PHOTO/LUDOVIC MARIN - File photo of Mauritania's former president Mohamed Ould Abdel Aziz on July 2, 2018

The Mauritanian judiciary decided to imprison former Mauritanian president Mohamed Ould Abdel Aziz (2008-2019) for his involvement in a corruption case during his term in office, a judicial source told Efe. 

This decision was notified to Abdel Aziz by a magistrate who called the former president on Tuesday at noon, acting at the request of the prosecutor of the Republic.

The same source explained that Abdel Aziz was imprisoned for refusing to go to a police station last Sunday to sign in, a condition that was imposed on him after he was recently placed under house arrest. 

The former president should report three times a week to a police station near his home, but last Sunday Abdel Aziz did not fulfil this condition and went to the Prosecutor's Office to protest against the action of the police who forbade him to go to the police station accompanied by many people.

Abdel Aziz will be temporarily detained at the headquarters of the Mauritanian General Directorate of Security while awaiting the negative result of the coronavirus test carried out on the former president, before being sent to one of the country's prisons, the same source added. 

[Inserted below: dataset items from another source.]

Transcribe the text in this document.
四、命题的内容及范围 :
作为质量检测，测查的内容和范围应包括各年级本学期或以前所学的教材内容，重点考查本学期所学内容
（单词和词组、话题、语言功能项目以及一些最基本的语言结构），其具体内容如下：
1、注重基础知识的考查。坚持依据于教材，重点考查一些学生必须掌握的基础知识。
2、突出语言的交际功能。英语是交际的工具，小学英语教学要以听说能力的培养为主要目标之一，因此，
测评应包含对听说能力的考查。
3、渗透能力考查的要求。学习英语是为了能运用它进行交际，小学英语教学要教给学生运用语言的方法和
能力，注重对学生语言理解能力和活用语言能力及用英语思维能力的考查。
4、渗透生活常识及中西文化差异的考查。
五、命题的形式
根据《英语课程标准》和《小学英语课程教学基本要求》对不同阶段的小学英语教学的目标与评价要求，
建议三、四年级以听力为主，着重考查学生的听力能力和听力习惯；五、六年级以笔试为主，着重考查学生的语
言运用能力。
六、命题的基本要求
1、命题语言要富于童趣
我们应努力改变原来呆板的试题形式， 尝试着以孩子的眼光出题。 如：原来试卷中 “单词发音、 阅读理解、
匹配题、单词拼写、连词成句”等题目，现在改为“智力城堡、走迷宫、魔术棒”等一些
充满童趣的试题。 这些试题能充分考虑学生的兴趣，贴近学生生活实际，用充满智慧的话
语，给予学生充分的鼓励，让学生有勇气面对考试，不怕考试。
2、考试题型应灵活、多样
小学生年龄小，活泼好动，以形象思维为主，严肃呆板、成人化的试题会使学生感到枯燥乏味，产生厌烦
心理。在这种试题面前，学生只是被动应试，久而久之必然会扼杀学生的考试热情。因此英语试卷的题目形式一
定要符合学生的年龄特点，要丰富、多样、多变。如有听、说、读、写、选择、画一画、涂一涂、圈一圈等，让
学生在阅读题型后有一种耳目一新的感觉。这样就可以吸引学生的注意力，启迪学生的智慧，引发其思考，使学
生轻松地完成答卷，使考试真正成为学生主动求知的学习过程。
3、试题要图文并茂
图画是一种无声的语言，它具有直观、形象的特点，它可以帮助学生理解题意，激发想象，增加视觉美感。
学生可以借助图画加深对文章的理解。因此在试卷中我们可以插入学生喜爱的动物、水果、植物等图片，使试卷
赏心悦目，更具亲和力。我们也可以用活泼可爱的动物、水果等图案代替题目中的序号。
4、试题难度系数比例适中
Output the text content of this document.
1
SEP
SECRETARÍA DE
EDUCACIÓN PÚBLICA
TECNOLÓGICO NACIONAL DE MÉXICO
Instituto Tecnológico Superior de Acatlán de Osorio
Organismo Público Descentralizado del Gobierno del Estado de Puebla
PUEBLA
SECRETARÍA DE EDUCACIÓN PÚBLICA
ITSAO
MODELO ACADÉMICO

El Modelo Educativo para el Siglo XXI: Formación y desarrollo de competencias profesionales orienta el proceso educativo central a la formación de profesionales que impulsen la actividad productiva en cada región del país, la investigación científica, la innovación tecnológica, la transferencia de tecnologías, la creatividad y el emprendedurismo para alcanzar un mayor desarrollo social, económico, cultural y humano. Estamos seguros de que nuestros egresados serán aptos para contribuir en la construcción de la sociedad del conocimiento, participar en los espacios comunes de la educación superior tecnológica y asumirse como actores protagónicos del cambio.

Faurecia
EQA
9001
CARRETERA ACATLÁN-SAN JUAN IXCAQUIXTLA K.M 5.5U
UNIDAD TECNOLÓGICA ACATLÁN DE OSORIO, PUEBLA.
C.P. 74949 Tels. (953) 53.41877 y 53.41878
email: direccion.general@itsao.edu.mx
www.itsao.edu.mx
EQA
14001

The former Mauritanian president was charged on 11 March with "embezzlement, money laundering and illicit enrichment", in an unprecedented decision in the country's history. 

Along with him, a dozen high-ranking officials and businessmen from his entourage were also summoned by the courts for the same offences, but no trial date has yet been set for them. 

The prosecution of Aziz began in December 2019 after the formation of a parliamentary commission that was charged with investigating economic crimes committed between 2008 and 2019, a period that corresponds to his presidential term.